The determining unit calculates a first maximum posterior probability for a state of observation information collected from the system based on the first causal graph, and for each combination of the function f and the function g, Based on the second causal graph, calculate the second maximum posterior probability in the combination and determine the state of each component in the combination,
The output unit outputs, among the second maximum posterior probabilities, states of the components determined with respect to a second maximum posterior probability larger than the first maximum posterior probability.
The state determination device according to claim 1, wherein:

The output unit outputs, among the second maximum posterior probabilities, a state of each of the components determined with respect to a second maximum posterior probability whose magnitude with respect to the first maximum posterior probability exceeds a threshold value. And
The threshold value is increased as the combination of the function f with a greater degree of operation of the weight is increased.
3. The state determination device according to claim 2, wherein:

A calculation unit that calculates the degree of abnormality for the observation information collected from the system, and determines the state of the observation information based on the degree of abnormality,
The state determination device according to any one of claims 1 to 3, further comprising:

A first causal graph showing a relationship between a first layer corresponding to a state of each component of the system and a second layer corresponding to a state of observation information output from each component of the first layer in the system.

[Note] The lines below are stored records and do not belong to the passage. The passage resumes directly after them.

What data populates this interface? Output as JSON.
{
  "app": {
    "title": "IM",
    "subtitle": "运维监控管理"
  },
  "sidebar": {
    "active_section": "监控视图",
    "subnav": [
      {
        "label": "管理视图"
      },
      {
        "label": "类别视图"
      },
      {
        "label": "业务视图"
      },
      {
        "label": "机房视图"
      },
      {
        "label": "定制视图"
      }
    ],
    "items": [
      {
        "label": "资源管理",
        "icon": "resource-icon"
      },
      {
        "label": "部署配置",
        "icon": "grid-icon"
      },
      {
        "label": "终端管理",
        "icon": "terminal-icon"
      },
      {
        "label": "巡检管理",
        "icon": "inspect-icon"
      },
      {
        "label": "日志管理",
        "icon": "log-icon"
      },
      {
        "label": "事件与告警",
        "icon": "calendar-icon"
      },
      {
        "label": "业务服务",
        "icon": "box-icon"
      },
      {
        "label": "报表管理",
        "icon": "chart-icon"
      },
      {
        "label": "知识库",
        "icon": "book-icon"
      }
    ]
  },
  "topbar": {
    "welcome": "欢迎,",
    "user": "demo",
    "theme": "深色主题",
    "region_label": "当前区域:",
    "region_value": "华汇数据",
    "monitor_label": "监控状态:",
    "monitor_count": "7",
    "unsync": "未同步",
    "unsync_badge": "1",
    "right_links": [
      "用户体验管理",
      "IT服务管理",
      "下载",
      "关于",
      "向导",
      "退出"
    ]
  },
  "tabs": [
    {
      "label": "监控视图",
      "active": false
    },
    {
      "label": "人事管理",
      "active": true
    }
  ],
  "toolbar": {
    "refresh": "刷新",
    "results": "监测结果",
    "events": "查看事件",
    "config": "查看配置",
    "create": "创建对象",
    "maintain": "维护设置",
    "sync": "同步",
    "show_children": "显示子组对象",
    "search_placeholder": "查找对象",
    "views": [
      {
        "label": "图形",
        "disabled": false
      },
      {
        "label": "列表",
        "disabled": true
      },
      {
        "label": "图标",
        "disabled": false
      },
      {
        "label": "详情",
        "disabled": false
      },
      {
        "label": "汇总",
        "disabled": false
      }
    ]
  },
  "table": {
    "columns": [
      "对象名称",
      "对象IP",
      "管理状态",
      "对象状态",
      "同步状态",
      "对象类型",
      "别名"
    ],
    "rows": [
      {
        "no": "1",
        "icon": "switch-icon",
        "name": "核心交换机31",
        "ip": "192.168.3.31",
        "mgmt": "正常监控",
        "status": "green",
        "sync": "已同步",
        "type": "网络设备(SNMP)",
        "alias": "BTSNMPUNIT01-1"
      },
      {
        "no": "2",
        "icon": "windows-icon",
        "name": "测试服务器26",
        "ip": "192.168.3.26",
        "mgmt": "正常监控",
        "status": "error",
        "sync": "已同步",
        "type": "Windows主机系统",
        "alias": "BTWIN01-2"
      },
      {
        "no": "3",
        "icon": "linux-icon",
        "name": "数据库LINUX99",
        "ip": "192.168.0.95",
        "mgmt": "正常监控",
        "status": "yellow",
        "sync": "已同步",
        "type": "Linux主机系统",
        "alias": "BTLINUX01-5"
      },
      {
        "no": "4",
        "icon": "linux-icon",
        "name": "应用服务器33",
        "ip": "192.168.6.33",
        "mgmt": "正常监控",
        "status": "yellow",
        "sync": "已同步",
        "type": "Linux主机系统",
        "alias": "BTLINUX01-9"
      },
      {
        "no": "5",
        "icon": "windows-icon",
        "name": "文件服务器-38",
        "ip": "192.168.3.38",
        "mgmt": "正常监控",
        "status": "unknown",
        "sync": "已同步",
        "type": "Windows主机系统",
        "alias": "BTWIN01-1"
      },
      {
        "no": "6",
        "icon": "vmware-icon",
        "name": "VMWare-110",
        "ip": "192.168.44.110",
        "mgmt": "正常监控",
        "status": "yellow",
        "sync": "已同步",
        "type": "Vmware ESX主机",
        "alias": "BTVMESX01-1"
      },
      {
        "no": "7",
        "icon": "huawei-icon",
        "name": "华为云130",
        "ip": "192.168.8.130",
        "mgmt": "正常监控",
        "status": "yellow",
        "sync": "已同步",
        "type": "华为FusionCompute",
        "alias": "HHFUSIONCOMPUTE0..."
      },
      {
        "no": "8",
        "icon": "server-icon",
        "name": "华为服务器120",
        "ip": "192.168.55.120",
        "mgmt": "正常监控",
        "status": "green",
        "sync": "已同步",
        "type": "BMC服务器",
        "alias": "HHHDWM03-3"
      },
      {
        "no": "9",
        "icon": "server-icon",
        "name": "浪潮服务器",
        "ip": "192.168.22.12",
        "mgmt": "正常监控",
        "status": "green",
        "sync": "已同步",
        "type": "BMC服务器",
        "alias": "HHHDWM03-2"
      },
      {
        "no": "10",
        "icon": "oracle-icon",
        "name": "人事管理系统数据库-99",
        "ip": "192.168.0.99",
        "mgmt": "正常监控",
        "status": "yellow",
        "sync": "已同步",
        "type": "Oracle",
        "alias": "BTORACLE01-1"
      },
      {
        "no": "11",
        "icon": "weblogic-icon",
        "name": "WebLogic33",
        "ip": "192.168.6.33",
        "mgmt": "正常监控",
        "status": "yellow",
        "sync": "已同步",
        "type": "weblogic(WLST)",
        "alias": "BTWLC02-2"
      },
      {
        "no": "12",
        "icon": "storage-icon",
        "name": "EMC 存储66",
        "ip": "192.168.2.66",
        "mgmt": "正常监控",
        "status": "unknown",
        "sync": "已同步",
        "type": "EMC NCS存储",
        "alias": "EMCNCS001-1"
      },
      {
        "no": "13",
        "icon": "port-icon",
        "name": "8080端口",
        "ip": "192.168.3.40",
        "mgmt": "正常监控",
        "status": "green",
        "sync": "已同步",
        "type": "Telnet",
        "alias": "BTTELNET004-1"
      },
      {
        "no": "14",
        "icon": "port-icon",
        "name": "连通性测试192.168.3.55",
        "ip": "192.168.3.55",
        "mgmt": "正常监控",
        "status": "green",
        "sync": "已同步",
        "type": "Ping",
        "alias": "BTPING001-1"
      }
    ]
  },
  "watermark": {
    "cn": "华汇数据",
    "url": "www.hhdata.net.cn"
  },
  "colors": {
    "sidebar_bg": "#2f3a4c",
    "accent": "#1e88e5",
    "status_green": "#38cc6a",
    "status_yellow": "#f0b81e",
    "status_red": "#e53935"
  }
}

On the other hand, a third layer corresponding to the state of the second observation information obtained by converting the observation information output from each component of the first layer is placed between the first layer and the second layer. , A set F of functions f for manipulating the weights of edges between the first layer and the third layer, and a set G of functions g for performing the conversion. A determination procedure for determining the state of each of the constituent elements having the maximum likelihood to the state of the observation information collected from the system,
An output step of outputting a state of each of the components determined in the determination step,
And a computer for executing the state determination method.

A program that causes a computer to function as each unit according to claim 1.